Throughout her history at the U, she's been a giver. In February 2011, Phyllis announced a legacy gift to benefit the existing Phyllis A. Haskell Endowed Scholarship Fund in the Department of Modern Dance. In making the University a beneficiary of her retirement fund, she continues a rich personal legacy of supporting fine arts education at the U of U.
A grand dame of dance, Phyllis' influence and contribution to the arts cannot be overstated. In 1999 she became dean of the College of Fine Arts and University of Utah's associate vice president for the arts and she learned more about fundraising. "One of the most important things I learned was that giving was not the province just of the wealthy. The generosity of others and the spirit of giving truly touched me," Phyllis says.
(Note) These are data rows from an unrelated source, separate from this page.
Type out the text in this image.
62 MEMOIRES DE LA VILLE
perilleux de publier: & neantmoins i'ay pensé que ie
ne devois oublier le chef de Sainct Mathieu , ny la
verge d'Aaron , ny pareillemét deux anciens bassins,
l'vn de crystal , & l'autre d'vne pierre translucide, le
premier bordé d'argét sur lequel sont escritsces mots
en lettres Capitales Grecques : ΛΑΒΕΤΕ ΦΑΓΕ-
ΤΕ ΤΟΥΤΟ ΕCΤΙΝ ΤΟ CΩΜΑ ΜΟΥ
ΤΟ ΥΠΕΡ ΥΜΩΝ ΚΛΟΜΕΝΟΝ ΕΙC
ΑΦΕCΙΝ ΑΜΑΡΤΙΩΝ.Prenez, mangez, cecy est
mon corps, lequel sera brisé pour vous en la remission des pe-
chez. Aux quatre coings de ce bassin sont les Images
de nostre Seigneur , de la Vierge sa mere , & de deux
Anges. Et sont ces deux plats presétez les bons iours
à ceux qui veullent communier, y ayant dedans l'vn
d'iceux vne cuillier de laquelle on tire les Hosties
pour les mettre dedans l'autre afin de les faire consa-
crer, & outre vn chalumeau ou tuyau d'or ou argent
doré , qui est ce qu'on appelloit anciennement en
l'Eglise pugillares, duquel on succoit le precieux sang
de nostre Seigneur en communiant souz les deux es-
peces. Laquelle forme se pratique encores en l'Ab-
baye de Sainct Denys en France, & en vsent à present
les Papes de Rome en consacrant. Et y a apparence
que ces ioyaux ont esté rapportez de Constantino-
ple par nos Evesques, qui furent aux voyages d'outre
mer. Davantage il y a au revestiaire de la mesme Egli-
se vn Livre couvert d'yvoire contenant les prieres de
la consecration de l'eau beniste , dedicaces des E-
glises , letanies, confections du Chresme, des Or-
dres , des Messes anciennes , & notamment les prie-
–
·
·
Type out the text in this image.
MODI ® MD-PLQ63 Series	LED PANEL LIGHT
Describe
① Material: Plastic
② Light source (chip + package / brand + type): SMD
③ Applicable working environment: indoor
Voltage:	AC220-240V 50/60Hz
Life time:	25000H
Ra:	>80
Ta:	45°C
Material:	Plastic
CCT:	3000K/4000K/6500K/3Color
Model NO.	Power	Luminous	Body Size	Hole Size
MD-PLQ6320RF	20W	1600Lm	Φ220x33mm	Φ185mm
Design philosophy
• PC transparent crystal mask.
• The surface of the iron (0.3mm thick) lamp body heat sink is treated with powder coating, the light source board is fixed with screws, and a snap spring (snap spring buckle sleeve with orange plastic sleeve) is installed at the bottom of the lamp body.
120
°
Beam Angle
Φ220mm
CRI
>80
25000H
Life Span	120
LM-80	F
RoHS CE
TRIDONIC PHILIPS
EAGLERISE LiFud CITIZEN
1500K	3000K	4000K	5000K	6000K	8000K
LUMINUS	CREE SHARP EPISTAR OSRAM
Wealthy is a relative term, and for Phyllis it is simply about the joy of giving. "I remember the first time I ever gave a gift, and I was so surprised by how it made me feel. I somehow hadn't anticipated that. I felt so much more than what I had given. It was a really beautiful moment for me."
Oftentimes, the moment of giving can be moving for the donor, but the impact on the recipient is always profound. At the recent University of Utah College of Fine Arts First Annual Scholarship Recognition Luncheon, Phyllis had the opportunity to see and hear the impact of her generosity. Recipients of her named scholarship expressed heartfelt gratitude for the financial help and, more important, they expressed the validation and support they felt as fine art students and dancers.
Phyllis knows firsthand the impact financial support has on a student; she could not have attended college without it. When her scholarship is awarded, she asks that the students commit to giving back to the Department of Modern Dance. "It's a gift that's handed to the next generation, there's a legacy involved. So, paying it back, paying it forward, that's why it's important for me," Phyllis says.
Perhaps someday, one of these students will make their own legacy gift to the U. For Phyllis, that would be the ultimate reward.